Księża mają nowy pomysł na kolędę. Tego polscy wierni się nie spodziewali

Antonina Zborowska
20 grudnia 2024, 20:44 • 1 minuta czytania
Święta Bożego Narodzenia to czas, który w Polsce kojarzy się nie tylko z rodzinnymi spotkaniami, ale i z wieloma tradycjami, które kształtowały się przez pokolenia. Jedną z nich jest kolęda – zwyczaj, który od lat towarzyszy wiernym. W tym roku jednak, zaskakując wielu, krakowscy księża postanowili zrezygnować z jednej z jej najstarszych form, wprowadzając nowoczesne zmiany, które ogłosili w Internecie.
Księża z Krakowa mają nowy pomysł na kolędę. Fot. Karol Porwich/East News

Święta Bożego Narodzenia to szczególny czas dla chrześcijan na całym świecie. To moment, w którym wierni upamiętniają narodziny Jezusa Chrystusa. W naszym kraju wielu Polaków spotyka się w gronie rodzinnym, by wspólnie świętować.


Jednak świąteczne przygotowania w katolickich domach zaczynają się już na początku grudnia, wraz z rozpoczęciem Adwentu. W tym zimowym okresie dla wierzących ważna jest także wizyta duszpasterska zwana kolędą, która wielu osobom kojarzy się głównie z szybką modlitwą, oceną zeszytu z religii i kopertami zawierającymi "co łaska". Krakowscy kapłani postanowili zmienić postrzeganie ich jako "księży czekających jedynie na datki" i zamieścili zaskakujące ogłoszenie na Facebooku.

Kolęda w Krakowie. Księża zmieniają tradycję

W tym roku księża z krakowskiej parafii Matki Bożej Ostrobramskiej zaskoczyli swoich wiernych decyzją, która odbiega od "tradycji". Ogłosili, że podczas wizyt duszpasterskich nie będą zbierać datków. Zamiast tego, ich celem będzie przede wszystkim modlitwa i błogosławieństwo.

Informację o zmianach parafianie otrzymali za pośrednictwem Facebooka.
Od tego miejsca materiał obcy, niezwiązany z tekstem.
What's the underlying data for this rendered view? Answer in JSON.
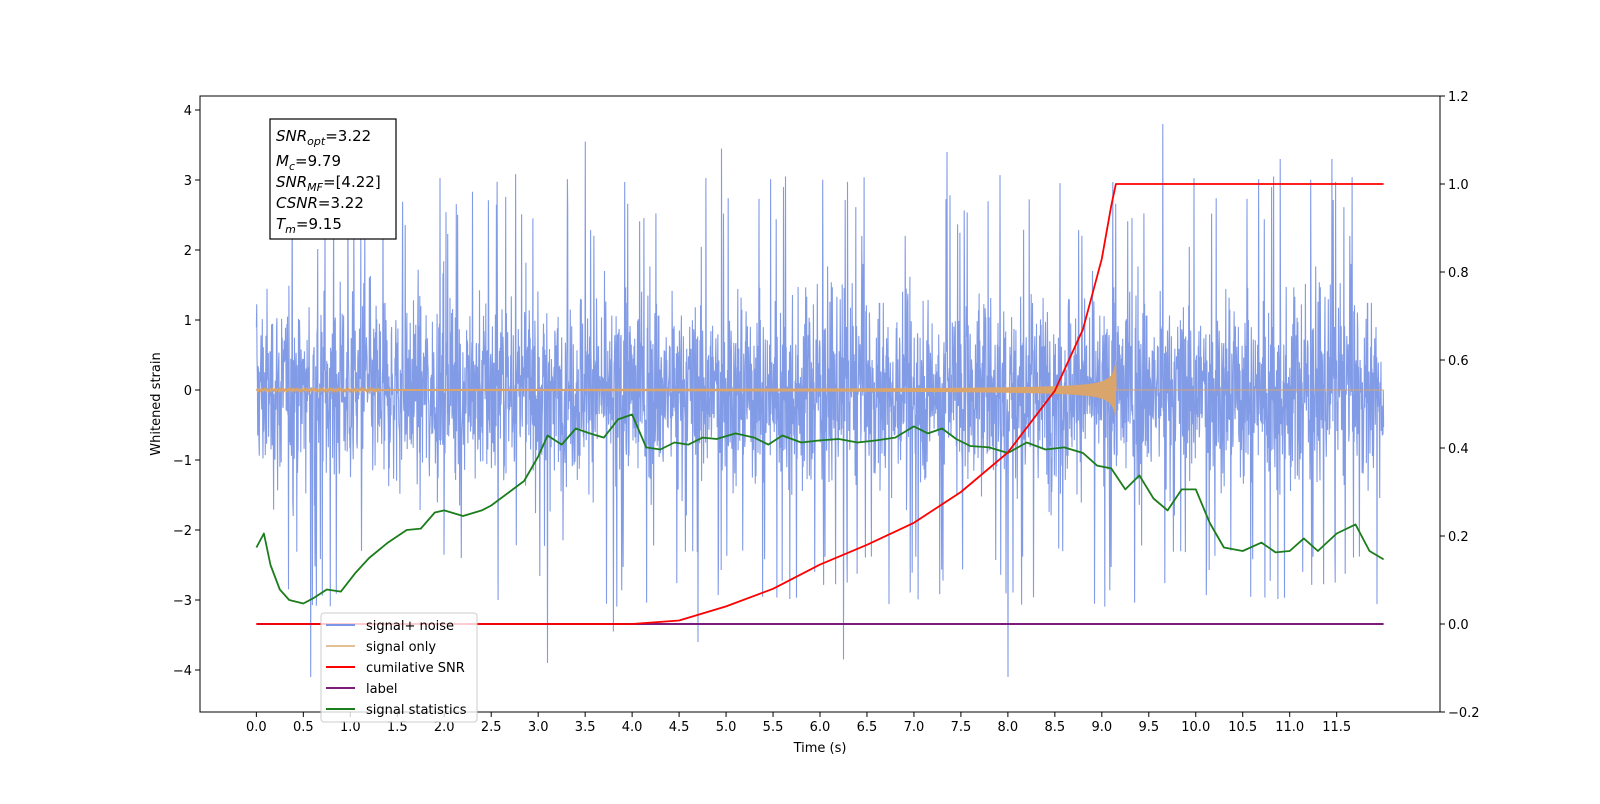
{
  "chart_data": {
    "type": "line",
    "xlabel": "Time (s)",
    "ylabel": "Whitened strain",
    "xlim": [
      -0.6,
      12.6
    ],
    "ylim": [
      -4.6,
      4.2
    ],
    "y2lim": [
      -0.2,
      1.2
    ],
    "x_ticks": [
      0.0,
      0.5,
      1.0,
      1.5,
      2.0,
      2.5,
      3.0,
      3.5,
      4.0,
      4.5,
      5.0,
      5.5,
      6.0,
      6.5,
      7.0,
      7.5,
      8.0,
      8.5,
      9.0,
      9.5,
      10.0,
      10.5,
      11.0,
      11.5
    ],
    "y_ticks": [
      -4,
      -3,
      -2,
      -1,
      0,
      1,
      2,
      3,
      4
    ],
    "y2_ticks": [
      -0.2,
      0.0,
      0.2,
      0.4,
      0.6,
      0.8,
      1.0,
      1.2
    ],
    "grid": false,
    "legend_position": "lower-left",
    "info_box": {
      "snr_opt": {
        "base": "SNR",
        "sub": "opt",
        "value": "=3.22"
      },
      "mc": {
        "base": "M",
        "sub": "c",
        "value": "=9.79"
      },
      "snr_mf": {
        "base": "SNR",
        "sub": "MF",
        "value": "=[4.22]"
      },
      "csnr": {
        "base": "CSNR",
        "sub": "",
        "value": "=3.22"
      },
      "tm": {
        "base": "T",
        "sub": "m",
        "value": "=9.15"
      }
    },
    "series": [
      {
        "name": "signal+ noise",
        "axis": "left",
        "color": "#7b96e6",
        "description": "broadband noise, amplitude roughly +-2.3 with spikes up to 3.8 and down to -4.1",
        "spikes": [
          {
            "x": 0.58,
            "y": -4.1
          },
          {
            "x": 3.1,
            "y": -3.9
          },
          {
            "x": 3.5,
            "y": 3.55
          },
          {
            "x": 4.95,
            "y": 3.45
          },
          {
            "x": 6.25,
            "y": -3.85
          },
          {
            "x": 7.35,
            "y": 3.4
          },
          {
            "x": 8.0,
            "y": -4.1
          },
          {
            "x": 9.65,
            "y": 3.8
          },
          {
            "x": 4.7,
            "y": -3.6
          },
          {
            "x": 3.8,
            "y": -3.45
          },
          {
            "x": 10.9,
            "y": 3.3
          },
          {
            "x": 11.45,
            "y": 3.3
          }
        ]
      },
      {
        "name": "signal only",
        "axis": "left",
        "color": "#d9a56c",
        "description": "chirp, near-zero amplitude, growing to about +-0.45 at merger t=9.15 then zero",
        "merger_time": 9.15,
        "peak_amplitude": 0.45
      },
      {
        "name": "cumilative SNR",
        "axis": "right",
        "color": "#ff0000",
        "x": [
          0.0,
          4.0,
          4.5,
          5.0,
          5.5,
          6.0,
          6.5,
          7.0,
          7.5,
          8.0,
          8.5,
          8.8,
          9.0,
          9.1,
          9.15,
          12.0
        ],
        "values": [
          0.0,
          0.0,
          0.008,
          0.04,
          0.08,
          0.135,
          0.18,
          0.23,
          0.3,
          0.39,
          0.53,
          0.67,
          0.83,
          0.95,
          1.0,
          1.0
        ]
      },
      {
        "name": "label",
        "axis": "right",
        "color": "#7b1c7b",
        "x": [
          0.0,
          12.0
        ],
        "values": [
          0.0,
          0.0
        ]
      },
      {
        "name": "signal statistics",
        "axis": "left",
        "color": "#1c7d1c",
        "x": [
          0.0,
          0.08,
          0.15,
          0.25,
          0.35,
          0.5,
          0.6,
          0.75,
          0.9,
          1.05,
          1.2,
          1.4,
          1.6,
          1.75,
          1.9,
          2.0,
          2.2,
          2.4,
          2.5,
          2.7,
          2.85,
          3.0,
          3.1,
          3.25,
          3.4,
          3.55,
          3.7,
          3.85,
          4.0,
          4.15,
          4.3,
          4.45,
          4.6,
          4.75,
          4.9,
          5.1,
          5.3,
          5.45,
          5.6,
          5.8,
          6.0,
          6.2,
          6.4,
          6.6,
          6.8,
          7.0,
          7.15,
          7.3,
          7.45,
          7.6,
          7.8,
          8.0,
          8.2,
          8.4,
          8.6,
          8.8,
          8.95,
          9.1,
          9.25,
          9.4,
          9.55,
          9.7,
          9.85,
          10.0,
          10.15,
          10.3,
          10.5,
          10.7,
          10.85,
          11.0,
          11.15,
          11.3,
          11.5,
          11.7,
          11.85,
          12.0
        ],
        "values": [
          -2.25,
          -2.05,
          -2.5,
          -2.85,
          -3.0,
          -3.05,
          -2.98,
          -2.85,
          -2.88,
          -2.62,
          -2.4,
          -2.18,
          -2.0,
          -1.98,
          -1.75,
          -1.72,
          -1.8,
          -1.72,
          -1.65,
          -1.45,
          -1.3,
          -0.95,
          -0.65,
          -0.78,
          -0.55,
          -0.62,
          -0.68,
          -0.42,
          -0.35,
          -0.82,
          -0.85,
          -0.75,
          -0.78,
          -0.68,
          -0.7,
          -0.62,
          -0.68,
          -0.78,
          -0.65,
          -0.75,
          -0.72,
          -0.7,
          -0.75,
          -0.72,
          -0.68,
          -0.52,
          -0.62,
          -0.55,
          -0.7,
          -0.8,
          -0.82,
          -0.9,
          -0.75,
          -0.85,
          -0.82,
          -0.9,
          -1.08,
          -1.12,
          -1.42,
          -1.22,
          -1.55,
          -1.72,
          -1.42,
          -1.42,
          -1.9,
          -2.25,
          -2.3,
          -2.18,
          -2.32,
          -2.3,
          -2.12,
          -2.3,
          -2.05,
          -1.92,
          -2.3,
          -2.42
        ]
      }
    ]
  }
}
Księża poprosili również, aby wierni poinformowali ministrantów o chęci "przyjęcia kolędy", gdyż nie chcą niepokoić tych, którzy tego sobie nie życzą.

Kolęda – kiedyś tradycja, dziś niechciany obowiązek

Kolęda to jeden z najstarszych zwyczajów związanych z okresem świątecznym. Dawniej, ksiądz odwiedzający domy parafian był stałym elementem przygotowań do świąt. W przeciwieństwie do obecnych czasów to właśnie duchowny przynosił potrzebującym pieniądze, których w kościele zwykle nie brakowało.
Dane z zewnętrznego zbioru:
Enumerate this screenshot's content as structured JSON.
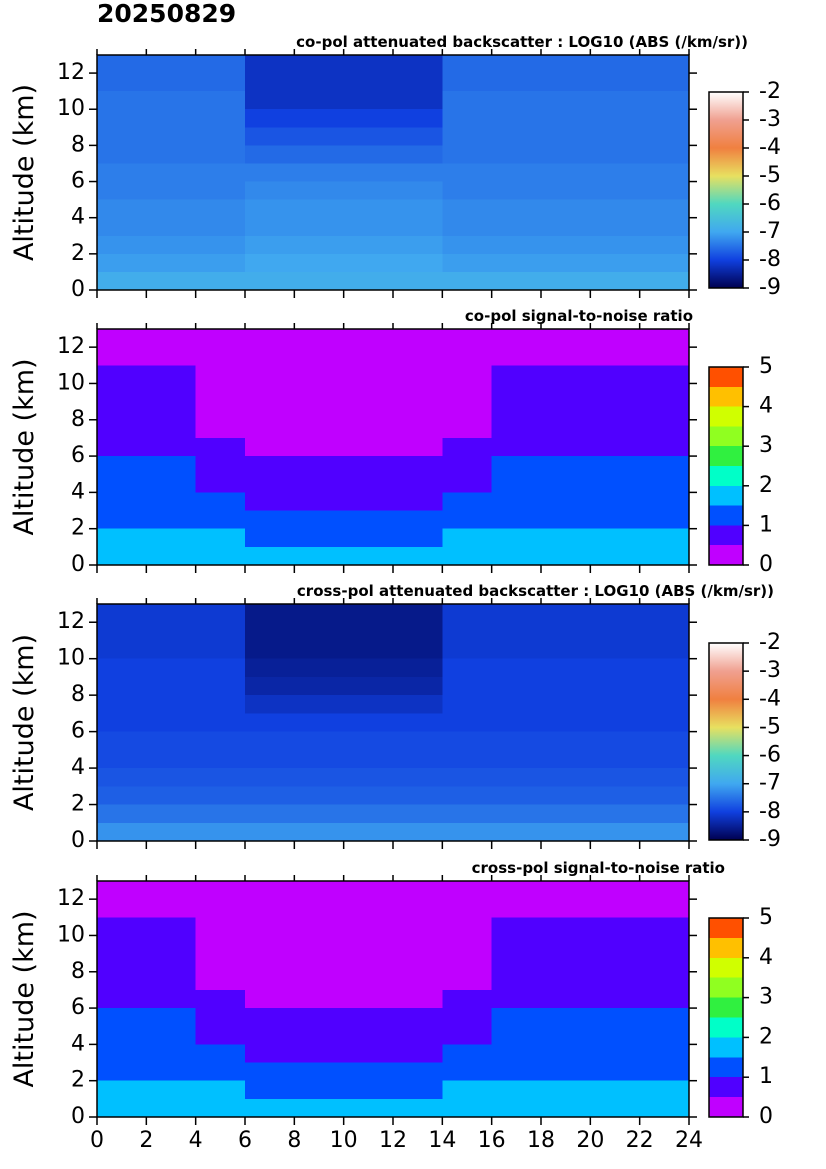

W nowoczesnych czasach kolędzie zwykle towarzyszy rozmowa, modlitwa i błogosławieństwo, a parafianie składają w kopercie datek "co łaska". Z biegiem lat jednak zmieniły się realia, a tradycja kolędy ewoluowała. Choć jest to wciąż ważny moment dla wielu rodzin, współczesne podejście do wizyt duszpasterskich różni się od tego sprzed lat i bardziej przypomina niechciany obowiązek.

Masowe kolędy – czy to koniec tradycji?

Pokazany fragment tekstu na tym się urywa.